We reviewed the three reference toxicokinetic studies commonly used to suggest innocuity of aluminum (Al)-based adjuvants. A single experimental study was carried out using isotopic 26Al (Flarend et al., 1997). This study ignored adjuvant cell capture. It was conducted over a short period of time (28 days) and used only two rabbits per adjuvant. At the endpoint, Al retention was 78% for aluminum phosphate and 94% for aluminum hydroxide, both results being incompatible with quick elimination of vaccine-derived Al in urines. Tissue distribution analysis omitted three important retention sites: the injected muscle, the draining lymph node and bone. Two theoretical studies have evaluated the potential risk of vaccine Al in infants, by reference to the oral Minimal Risk Level (MRL) extrapolated from animal studies. Keith et al., 2002 used a too high MRL (2mg/kg/d), an erroneous model of 100% immediate absorption of vaccine Al, and did not consider renal and blood-brain barrier immaturity. Mitkus et al. (2011) only considered absorbed Al, with erroneous calculations of absorption duration. They ignored particulate Al captured by immune cells, which play a role in systemic diffusion and the neuro-inflammatory potential of the adjuvant. MRL they used was both inappropriate (oral Al vs injected adjuvant) and far too high (1mg/kg/d) with regard to experimental studies of Al-induced memory and behavioral changes. Both paucity and serious weaknesses of these studies strongly suggest that novel experimental studies of Al adjuvants toxicokinetics should be performed on the long-term, including post-natal and adult exposures, to ensure innocuity and restore population confidence in Al-containing vaccines.

Advances on the early cellular events occurring upon exposure of human macrophages to aluminum oxyhydroxide adjuvant.

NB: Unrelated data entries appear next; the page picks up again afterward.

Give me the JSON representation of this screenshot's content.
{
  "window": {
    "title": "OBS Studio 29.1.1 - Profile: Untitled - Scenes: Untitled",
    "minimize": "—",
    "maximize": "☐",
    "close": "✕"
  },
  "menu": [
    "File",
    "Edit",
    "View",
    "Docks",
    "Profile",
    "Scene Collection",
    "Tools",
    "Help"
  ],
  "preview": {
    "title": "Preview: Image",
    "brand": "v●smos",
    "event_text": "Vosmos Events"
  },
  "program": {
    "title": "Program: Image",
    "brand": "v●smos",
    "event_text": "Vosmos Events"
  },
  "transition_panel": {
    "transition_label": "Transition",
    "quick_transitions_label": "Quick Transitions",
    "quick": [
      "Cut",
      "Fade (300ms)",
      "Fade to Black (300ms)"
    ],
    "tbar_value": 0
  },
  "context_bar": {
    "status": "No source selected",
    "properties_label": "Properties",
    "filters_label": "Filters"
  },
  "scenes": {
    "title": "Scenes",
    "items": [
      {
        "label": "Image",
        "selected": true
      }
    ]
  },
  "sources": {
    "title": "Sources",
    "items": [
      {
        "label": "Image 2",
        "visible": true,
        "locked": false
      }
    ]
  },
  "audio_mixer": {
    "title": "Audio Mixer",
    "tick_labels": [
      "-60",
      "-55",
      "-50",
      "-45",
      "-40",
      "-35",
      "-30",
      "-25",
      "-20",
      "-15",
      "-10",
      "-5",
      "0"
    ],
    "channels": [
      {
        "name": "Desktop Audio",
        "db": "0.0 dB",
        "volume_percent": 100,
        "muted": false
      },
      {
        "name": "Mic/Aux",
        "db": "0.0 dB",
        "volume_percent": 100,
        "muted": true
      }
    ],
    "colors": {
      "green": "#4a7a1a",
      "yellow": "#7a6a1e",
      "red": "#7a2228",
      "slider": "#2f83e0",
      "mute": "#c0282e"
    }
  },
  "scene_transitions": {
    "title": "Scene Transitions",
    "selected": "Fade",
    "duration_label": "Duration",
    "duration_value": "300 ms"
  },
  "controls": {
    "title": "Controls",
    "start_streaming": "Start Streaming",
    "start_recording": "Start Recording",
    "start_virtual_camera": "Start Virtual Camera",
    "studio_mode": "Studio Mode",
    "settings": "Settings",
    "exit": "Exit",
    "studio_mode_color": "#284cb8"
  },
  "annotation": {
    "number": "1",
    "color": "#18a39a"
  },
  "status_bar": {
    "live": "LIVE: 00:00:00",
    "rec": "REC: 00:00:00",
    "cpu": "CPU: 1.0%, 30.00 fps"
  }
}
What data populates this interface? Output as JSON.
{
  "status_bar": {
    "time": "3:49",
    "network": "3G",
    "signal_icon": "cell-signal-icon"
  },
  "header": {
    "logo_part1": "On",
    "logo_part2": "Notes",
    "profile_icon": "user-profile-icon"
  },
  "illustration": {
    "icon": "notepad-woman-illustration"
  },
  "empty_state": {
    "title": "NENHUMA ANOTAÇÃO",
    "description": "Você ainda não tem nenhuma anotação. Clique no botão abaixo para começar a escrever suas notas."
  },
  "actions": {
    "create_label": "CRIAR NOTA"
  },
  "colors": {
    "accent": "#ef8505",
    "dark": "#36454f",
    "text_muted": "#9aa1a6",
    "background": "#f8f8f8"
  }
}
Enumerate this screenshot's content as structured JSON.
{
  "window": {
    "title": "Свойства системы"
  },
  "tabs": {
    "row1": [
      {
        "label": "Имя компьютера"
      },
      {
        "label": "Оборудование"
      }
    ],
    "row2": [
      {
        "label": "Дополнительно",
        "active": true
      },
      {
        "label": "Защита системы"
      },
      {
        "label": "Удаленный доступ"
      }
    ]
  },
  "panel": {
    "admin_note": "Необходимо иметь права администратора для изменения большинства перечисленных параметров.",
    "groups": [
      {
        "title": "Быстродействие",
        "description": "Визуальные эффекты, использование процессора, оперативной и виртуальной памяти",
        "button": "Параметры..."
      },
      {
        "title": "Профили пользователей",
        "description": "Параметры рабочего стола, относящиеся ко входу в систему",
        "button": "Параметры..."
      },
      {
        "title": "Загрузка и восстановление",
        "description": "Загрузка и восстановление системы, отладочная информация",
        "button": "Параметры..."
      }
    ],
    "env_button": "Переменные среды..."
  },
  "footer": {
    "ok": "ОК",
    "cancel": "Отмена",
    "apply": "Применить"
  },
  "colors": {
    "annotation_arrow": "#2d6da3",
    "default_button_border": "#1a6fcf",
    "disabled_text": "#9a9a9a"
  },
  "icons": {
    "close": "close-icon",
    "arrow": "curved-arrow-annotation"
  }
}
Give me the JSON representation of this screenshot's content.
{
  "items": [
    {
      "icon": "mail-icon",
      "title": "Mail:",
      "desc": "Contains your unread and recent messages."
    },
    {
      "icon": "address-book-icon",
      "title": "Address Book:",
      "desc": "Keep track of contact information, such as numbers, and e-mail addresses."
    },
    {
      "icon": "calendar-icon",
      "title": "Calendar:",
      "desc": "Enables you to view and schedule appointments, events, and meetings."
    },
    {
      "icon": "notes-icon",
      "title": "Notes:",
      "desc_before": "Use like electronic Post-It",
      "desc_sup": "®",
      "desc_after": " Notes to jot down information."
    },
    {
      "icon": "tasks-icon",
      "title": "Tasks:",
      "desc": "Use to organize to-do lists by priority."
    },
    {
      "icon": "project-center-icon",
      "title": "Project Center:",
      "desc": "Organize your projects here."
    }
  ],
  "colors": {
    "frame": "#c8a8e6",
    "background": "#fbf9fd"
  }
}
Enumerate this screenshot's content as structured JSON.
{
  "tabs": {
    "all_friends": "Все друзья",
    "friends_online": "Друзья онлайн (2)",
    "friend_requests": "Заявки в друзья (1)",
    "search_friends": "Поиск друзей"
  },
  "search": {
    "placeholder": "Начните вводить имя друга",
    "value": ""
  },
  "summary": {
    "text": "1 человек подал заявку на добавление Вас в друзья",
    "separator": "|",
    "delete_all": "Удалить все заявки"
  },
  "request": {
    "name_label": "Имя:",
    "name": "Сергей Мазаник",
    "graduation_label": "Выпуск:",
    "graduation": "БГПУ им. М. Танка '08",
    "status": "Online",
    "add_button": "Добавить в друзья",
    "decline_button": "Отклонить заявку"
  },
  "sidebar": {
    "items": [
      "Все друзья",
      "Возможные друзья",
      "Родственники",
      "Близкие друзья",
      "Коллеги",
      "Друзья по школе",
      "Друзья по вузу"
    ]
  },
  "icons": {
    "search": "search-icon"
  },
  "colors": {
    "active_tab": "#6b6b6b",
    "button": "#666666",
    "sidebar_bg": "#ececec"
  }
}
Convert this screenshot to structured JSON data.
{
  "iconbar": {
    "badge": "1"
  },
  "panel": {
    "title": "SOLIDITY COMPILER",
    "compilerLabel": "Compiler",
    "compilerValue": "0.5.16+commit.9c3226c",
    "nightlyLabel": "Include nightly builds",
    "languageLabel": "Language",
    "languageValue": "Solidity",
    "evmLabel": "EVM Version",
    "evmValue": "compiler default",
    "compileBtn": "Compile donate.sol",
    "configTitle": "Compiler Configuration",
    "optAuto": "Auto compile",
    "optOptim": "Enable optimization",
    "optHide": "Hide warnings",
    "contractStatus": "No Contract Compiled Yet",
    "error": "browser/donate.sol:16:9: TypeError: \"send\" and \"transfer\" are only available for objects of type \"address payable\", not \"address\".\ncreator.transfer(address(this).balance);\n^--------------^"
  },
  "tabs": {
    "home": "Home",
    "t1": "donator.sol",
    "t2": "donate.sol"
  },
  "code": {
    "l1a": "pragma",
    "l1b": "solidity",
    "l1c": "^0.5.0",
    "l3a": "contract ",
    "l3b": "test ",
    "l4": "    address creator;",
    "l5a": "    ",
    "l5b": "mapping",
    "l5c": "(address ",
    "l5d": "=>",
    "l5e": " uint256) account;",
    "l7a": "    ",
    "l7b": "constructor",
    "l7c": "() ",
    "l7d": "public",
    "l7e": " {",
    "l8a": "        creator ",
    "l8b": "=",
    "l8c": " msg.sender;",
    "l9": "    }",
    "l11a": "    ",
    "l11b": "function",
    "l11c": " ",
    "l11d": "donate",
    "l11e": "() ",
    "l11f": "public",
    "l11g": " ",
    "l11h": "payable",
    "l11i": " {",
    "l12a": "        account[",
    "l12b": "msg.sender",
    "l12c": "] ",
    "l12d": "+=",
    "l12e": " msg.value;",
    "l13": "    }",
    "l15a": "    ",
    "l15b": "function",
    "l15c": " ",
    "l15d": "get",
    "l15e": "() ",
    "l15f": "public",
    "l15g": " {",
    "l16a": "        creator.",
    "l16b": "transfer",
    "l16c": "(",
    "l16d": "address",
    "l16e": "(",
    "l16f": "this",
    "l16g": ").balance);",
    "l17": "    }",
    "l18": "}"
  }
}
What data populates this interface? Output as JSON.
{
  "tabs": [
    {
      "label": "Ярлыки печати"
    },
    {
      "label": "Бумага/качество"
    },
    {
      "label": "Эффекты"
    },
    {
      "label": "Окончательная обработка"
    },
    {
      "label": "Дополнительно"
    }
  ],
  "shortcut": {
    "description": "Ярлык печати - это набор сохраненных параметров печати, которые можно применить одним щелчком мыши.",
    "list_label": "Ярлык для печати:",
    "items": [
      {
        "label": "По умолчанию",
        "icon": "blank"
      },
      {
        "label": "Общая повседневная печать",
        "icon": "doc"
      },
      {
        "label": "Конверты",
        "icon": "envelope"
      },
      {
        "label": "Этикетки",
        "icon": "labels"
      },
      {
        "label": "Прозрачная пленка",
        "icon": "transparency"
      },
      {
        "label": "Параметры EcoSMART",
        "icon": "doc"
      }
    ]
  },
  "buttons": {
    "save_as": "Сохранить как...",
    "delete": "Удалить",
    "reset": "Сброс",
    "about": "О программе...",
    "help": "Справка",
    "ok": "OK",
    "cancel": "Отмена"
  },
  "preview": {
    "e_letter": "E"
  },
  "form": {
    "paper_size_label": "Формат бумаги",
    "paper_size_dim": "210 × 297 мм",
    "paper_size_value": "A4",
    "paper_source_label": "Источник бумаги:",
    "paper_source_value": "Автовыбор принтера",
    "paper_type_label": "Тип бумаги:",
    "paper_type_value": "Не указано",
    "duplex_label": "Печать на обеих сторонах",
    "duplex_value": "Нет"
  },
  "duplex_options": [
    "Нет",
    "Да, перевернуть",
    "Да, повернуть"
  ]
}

Aluminum compounds are the most widely used adjuvants in veterinary and human vaccines. Despite almost a century of use and substantial advances made in recent decades about their fate and biological effects, the exact mechanism of their action has been continuously debated, from the initial "depot-theory" to the direct immune system stimulation, and remains elusive. Here we investigated the early in vitro response of primary human PBMCs obtained from healthy individuals to aluminum oxyhydroxide (the most commonly used adjuvant) and a whole vaccine, in terms of internalization, conventional and non-conventional autophagy pathways, inflammation, ROS production, and mitochondrial metabolism. During the first four hours of contact, aluminum oxyhydroxide particles, with or without adsorbed vaccine antigen, (1) were quickly recognized and internalized by immune cells; (2) increased and balanced two cellular clearance mechanisms, i.e. canonical autophagy and LC3-associated phagocytosis; (3) induced an inflammatory response with TNF-α production as an early event; (4) and altered mitochondrial metabolism as assessed by both decreased maximal oxygen consumption and reduced mitochondrial reserve, thus potentially limiting further adaptation to other energetic requests. Further studies should consider a multisystemic approach of the cellular adjuvant mechanism involving interconnections between clearance mechanism, inflammatory response and mitochondrial respiration.